When I was still in the diagnosis stage of why I was losing my short term memory, I was questioned about my sleep patterns. Naturally I asked, “what did my sleep patterns have to do with short term memory loss?” My Neurologist informed me, “sleep apnea may increase the risk of Alzheimer’s disease.” So, I had the sleep study and it was determined that I had moderate sleep apnea.
First of all, if you are not familiar with Sleep Apnea, here’s how the Mayo Clinic defines it:
Sleep apnea is a potentially serious sleep disorder in which breathing repeatedly stops and starts. You may have sleep apnea if you snore loudly and you feel tired even after a full night’s sleep.
There are two main types of sleep apnea:
- Obstructive sleep apnea, the more common form that occurs when throat muscles relax
- Central sleep apnea, which occurs when your brain doesn’t send proper signals to the muscles that control breathing
The Mayo Clinic suggests: If you think you might have sleep apnea, see your doctor. Treatment is necessary to avoid heart problems and other complications.

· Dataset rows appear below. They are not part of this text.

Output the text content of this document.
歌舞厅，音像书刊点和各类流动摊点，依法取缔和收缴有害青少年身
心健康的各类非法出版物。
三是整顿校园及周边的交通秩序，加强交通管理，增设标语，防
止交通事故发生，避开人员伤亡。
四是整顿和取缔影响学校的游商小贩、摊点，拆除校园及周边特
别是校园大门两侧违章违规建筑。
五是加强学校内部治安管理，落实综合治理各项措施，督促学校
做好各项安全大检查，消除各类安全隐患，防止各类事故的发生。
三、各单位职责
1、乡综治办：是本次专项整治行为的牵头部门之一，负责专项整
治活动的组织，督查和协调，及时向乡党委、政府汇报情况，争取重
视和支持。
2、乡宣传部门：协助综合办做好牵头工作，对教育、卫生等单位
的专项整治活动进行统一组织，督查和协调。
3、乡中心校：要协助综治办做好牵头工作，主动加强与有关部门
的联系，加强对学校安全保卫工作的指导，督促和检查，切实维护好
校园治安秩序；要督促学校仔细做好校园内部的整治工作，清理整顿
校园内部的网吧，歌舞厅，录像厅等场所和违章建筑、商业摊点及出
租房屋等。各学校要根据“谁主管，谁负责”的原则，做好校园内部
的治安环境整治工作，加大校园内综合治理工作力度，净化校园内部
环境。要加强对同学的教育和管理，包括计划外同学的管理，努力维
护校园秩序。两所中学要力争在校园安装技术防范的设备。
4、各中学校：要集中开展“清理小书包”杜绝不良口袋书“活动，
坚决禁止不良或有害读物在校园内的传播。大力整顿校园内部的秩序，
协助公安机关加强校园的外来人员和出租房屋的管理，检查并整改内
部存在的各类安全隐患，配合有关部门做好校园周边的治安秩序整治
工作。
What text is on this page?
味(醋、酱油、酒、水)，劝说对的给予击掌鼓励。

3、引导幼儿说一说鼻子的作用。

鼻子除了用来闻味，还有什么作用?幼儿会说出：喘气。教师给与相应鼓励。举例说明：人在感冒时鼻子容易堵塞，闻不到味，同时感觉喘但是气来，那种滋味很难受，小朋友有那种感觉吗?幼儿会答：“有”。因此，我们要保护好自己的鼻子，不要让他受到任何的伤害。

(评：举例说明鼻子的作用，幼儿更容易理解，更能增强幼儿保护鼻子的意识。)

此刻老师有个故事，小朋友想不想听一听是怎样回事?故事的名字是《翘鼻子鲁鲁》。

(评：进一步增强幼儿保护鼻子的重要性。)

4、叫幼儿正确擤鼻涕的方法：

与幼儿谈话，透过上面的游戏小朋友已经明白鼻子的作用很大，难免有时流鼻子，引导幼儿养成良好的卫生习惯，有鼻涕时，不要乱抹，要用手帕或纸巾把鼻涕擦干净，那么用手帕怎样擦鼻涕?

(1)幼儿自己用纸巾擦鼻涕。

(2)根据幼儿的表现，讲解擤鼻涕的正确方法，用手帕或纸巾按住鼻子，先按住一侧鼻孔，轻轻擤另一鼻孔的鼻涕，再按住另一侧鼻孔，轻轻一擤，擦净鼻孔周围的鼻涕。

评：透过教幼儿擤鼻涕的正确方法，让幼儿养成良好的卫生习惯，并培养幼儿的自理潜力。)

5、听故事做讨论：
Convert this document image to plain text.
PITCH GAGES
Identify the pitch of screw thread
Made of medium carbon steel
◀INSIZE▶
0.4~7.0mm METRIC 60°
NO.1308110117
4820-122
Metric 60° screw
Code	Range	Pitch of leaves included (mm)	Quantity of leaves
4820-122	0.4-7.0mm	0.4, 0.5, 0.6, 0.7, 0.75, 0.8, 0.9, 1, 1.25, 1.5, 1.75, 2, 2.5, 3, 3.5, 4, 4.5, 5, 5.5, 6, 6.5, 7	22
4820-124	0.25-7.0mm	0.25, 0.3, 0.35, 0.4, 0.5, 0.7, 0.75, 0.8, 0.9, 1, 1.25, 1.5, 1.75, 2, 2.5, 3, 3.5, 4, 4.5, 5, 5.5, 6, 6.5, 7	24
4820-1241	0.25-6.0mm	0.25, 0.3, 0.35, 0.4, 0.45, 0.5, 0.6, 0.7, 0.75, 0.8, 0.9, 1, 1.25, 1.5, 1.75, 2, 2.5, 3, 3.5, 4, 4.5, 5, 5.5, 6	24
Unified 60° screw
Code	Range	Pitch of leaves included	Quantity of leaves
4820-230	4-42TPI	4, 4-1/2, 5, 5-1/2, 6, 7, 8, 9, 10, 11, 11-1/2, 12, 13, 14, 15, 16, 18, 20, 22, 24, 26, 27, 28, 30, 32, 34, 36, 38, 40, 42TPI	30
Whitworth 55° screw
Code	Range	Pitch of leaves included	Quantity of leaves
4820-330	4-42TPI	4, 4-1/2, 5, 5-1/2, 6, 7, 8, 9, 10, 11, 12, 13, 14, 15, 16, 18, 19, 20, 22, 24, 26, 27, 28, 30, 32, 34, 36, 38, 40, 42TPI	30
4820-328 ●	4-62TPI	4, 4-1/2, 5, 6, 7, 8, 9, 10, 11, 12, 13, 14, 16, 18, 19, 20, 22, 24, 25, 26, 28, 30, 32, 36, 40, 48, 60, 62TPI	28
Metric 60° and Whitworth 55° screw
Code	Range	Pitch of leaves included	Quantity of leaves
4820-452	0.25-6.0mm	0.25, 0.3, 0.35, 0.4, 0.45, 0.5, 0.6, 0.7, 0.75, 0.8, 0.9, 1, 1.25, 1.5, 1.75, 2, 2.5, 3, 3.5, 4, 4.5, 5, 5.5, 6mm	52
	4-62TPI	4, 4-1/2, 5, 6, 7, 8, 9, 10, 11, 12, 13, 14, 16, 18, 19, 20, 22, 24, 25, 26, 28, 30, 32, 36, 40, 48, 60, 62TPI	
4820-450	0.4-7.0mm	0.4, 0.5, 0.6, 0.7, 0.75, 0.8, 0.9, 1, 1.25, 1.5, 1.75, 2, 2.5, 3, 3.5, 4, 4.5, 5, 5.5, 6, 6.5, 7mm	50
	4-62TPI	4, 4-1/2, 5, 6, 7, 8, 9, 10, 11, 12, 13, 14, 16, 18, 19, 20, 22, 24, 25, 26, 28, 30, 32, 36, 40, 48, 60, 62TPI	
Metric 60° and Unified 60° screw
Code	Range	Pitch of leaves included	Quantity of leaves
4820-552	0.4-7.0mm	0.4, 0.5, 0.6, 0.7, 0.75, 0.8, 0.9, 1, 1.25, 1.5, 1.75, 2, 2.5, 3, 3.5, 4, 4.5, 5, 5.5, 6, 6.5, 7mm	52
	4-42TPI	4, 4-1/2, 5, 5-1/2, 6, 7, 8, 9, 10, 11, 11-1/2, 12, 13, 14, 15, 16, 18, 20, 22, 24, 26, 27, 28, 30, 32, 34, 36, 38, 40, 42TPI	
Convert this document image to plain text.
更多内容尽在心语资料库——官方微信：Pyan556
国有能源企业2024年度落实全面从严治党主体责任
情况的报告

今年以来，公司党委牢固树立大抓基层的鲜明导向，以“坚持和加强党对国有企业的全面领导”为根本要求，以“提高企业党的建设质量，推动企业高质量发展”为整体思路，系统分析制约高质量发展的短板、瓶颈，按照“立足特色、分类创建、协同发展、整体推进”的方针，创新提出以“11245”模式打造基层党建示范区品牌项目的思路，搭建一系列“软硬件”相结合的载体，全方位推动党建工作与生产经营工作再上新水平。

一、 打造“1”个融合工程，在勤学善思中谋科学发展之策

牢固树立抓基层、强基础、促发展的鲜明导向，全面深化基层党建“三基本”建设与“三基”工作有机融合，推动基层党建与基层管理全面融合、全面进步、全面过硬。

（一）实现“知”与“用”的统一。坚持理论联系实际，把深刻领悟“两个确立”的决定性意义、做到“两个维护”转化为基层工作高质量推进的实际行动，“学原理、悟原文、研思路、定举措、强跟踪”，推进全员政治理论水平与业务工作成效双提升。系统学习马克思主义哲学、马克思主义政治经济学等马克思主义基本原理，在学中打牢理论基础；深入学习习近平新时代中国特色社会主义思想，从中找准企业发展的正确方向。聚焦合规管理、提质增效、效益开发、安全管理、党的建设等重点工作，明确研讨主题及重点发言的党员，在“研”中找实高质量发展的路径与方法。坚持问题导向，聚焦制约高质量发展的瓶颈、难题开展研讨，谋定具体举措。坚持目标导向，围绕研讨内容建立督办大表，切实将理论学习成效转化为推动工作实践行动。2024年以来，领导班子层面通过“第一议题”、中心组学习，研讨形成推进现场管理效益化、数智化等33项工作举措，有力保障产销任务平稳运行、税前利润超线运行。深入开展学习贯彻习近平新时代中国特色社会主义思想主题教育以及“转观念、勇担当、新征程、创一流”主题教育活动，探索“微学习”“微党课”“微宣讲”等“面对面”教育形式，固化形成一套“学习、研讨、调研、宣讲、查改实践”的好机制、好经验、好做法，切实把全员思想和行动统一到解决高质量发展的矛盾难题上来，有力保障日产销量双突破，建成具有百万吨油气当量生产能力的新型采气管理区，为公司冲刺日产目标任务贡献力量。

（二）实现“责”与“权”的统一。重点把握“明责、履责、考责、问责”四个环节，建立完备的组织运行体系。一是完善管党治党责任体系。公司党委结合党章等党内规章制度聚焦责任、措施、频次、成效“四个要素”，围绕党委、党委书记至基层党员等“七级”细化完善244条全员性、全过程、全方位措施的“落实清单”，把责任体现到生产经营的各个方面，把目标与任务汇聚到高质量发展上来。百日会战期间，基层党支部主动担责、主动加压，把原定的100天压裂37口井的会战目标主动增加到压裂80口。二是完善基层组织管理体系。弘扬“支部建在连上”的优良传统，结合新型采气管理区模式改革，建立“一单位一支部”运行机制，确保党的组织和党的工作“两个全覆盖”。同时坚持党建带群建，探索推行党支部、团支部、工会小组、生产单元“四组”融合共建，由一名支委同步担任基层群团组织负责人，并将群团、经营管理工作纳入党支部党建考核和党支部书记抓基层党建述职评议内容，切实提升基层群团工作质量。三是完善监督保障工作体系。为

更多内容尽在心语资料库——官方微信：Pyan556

The study I underwent concluded that I would stop breathing on an average of 15-17 times per hour. I didn’t find out how long these periods of non breathing were but, I did the math. For an average of 8 hours of sleep, I was not breathing 168 times. I don’t know about you but, that is was quite alarming to me.
Now this does not say “sleep apnea = Alzheimer’s.” There are a lot of ingredients that go into the Alzheimer’s gumbo pot, however, according to the Alzheimer’s Site
- “A person experiencing sleep disturbances should have a thorough medical exam to identify any treatable illnesses that may be contributing to the problem. Examples of conditions that can make sleep problems worse include:
- Restless legs syndrome, a disorder in which unpleasant “crawling” or “tingling” sensations in the legs cause an overwhelming urge to move them
- Sleep apnea, an abnormal breathing pattern in which people briefly stop breathing many times a night, resulting in poor sleep quality
Talk to your husband, wife, boyfriend, girlfriend, partner, etc. and ask them if they notice anything about your sleep patterns. They may notice things that are not noticeable to you and just may save you from a health issue down the line.